Jean, Antoine, Cazorla naît le 8 novembre 1912 à Maalifs, près de Saïda, région d’Oran (Algérie), fils d’Indalecio Cazorla (décédé avant 1939) et de Maria Ruiz, son épouse. En plus du français, Jean Cazorla parle espagnol et arabe.
De 1923 à 1926, il effectue trois années d’apprentissage à Oran.
Plus tard, il se déclarera comme ouvrier peintre et également avoir développé une certaine activité dans les Jeunesses communistes en 1930.

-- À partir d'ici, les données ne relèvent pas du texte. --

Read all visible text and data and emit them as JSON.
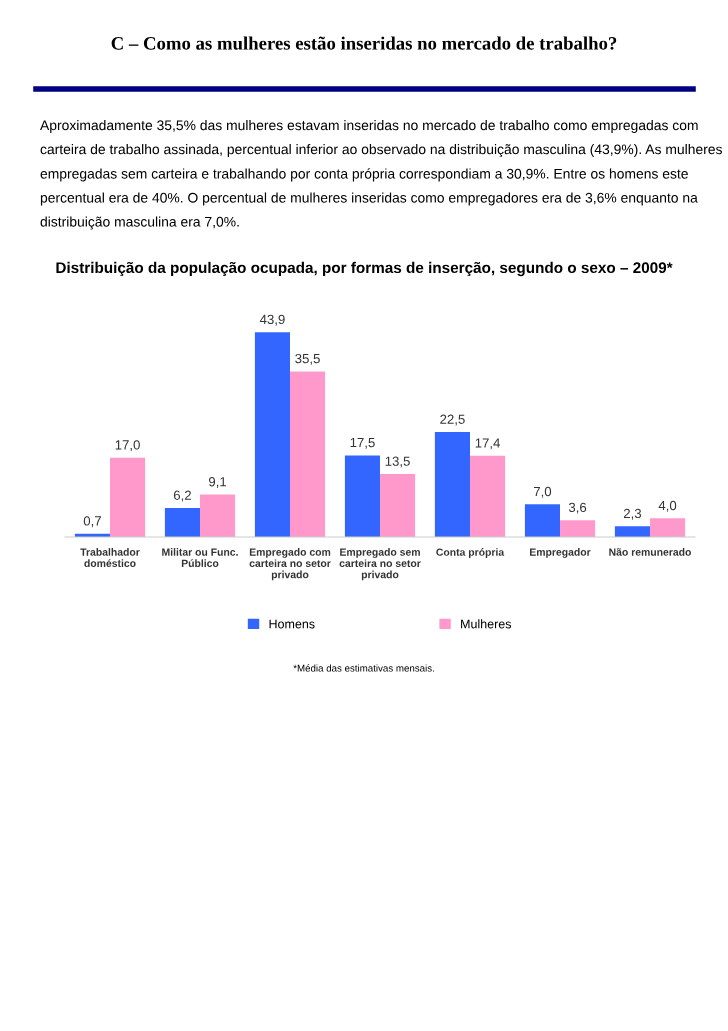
{
  "chart_data": {
    "type": "bar",
    "title": "Distribuição da população ocupada, por formas de inserção, segundo o sexo – 2009*",
    "categories": [
      "Trabalhador\ndoméstico",
      "Militar ou Func.\nPúblico",
      "Empregado com\ncarteira no setor\nprivado",
      "Empregado sem\ncarteira no setor\nprivado",
      "Conta própria",
      "Empregador",
      "Não remunerado"
    ],
    "series": [
      {
        "name": "Homens",
        "color": "#3366ff",
        "values": [
          0.7,
          6.2,
          43.9,
          17.5,
          22.5,
          7.0,
          2.3
        ],
        "value_labels": [
          "0,7",
          "6,2",
          "43,9",
          "17,5",
          "22,5",
          "7,0",
          "2,3"
        ]
      },
      {
        "name": "Mulheres",
        "color": "#ff99cc",
        "values": [
          17.0,
          9.1,
          35.5,
          13.5,
          17.4,
          3.6,
          4.0
        ],
        "value_labels": [
          "17,0",
          "9,1",
          "35,5",
          "13,5",
          "17,4",
          "3,6",
          "4,0"
        ]
      }
    ],
    "legend": "bottom",
    "grid": false,
    "tick_labels": "x",
    "annotations": [
      "C – Como as mulheres estão inseridas no mercado de trabalho?",
      "Aproximadamente 35,5% das mulheres estavam inseridas no mercado de trabalho como empregadas com carteira de trabalho assinada, percentual inferior ao observado na distribuição masculina (43,9%). As mulheres empregadas sem carteira e trabalhando por conta própria correspondiam a 30,9%. Entre os homens este percentual era de 40%. O percentual de mulheres inseridas como empregadores era de 3,6% enquanto na distribuição masculina era 7,0%.",
      "*Média das estimativas mensais."
    ]
  }
}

En 1931, il devance l’appel et effectue 18 mois de service militaire au 2e régiment de hussards à Tarbes (Hautes-Pyrénées). Ayant accédé au rang de caporal-chef, il est sergent dans la réserve.
À Oran, Jean Cazorla est embauché par la maison Guillermina construction (4000 employés). Il adhère à la CGTU. En 1933, il est secrétaire du syndicat CGT des ouvriers peintres. En 1934, il participe à un mouvement revendicatif et reste au chômage pendant cinq mois. En 1935, à Oran, il adhère à la FST (?). Il est arrêté à plusieurs reprises pour propagande révolutionnaire, restant détenu quelques jours sans comparaître devant un tribunal. Pendant un temps, il est représentant de commerce en teintures.
Le 30 mai 1936, à Aubervilliers [1] (Seine-Saint-Denis – 93), il se marie avec Célestine Cafferini, née le 23 septembre 1909 dans cette commune. Ils auront un fils. À partir du mois d’août de cette année, ils habitent au 16, rue des Postes.
Jean Cazorla est alors employé par la maison Maggi Kub, quai de la Loire à Paris 9e. Syndiqué à la CGT réunifiée, il est délégué de fabrique de juin 1936 jusqu’au 3 octobre suivant. Il habite alors au 16, rue des Postes à Aubervilliers.
Pendant la guerre civile Espagnole, il s’engage dans les Brigades internationales, comme sympathisant du PCF, pour défendre la République contre la rébellion du général Franco soutenue militairement par Hitler et Mussolini. Après s’être adressé rue Mathurin-Moreau à Paris, il arrive en Espagne le 10 octobre 1936, ayant franchit la frontière illégalement. Il est affecté au deuxième bataillon, Commune de Paris , dans la 11e brigade. Le 23 novembre 1936, au cours de la bataille de Madrid, il est nommé lieutenant. Il participe également aux batailles du Jarama (fév.-mars 1937), de Guadalajara (mars à août 1937) et de Guadarama.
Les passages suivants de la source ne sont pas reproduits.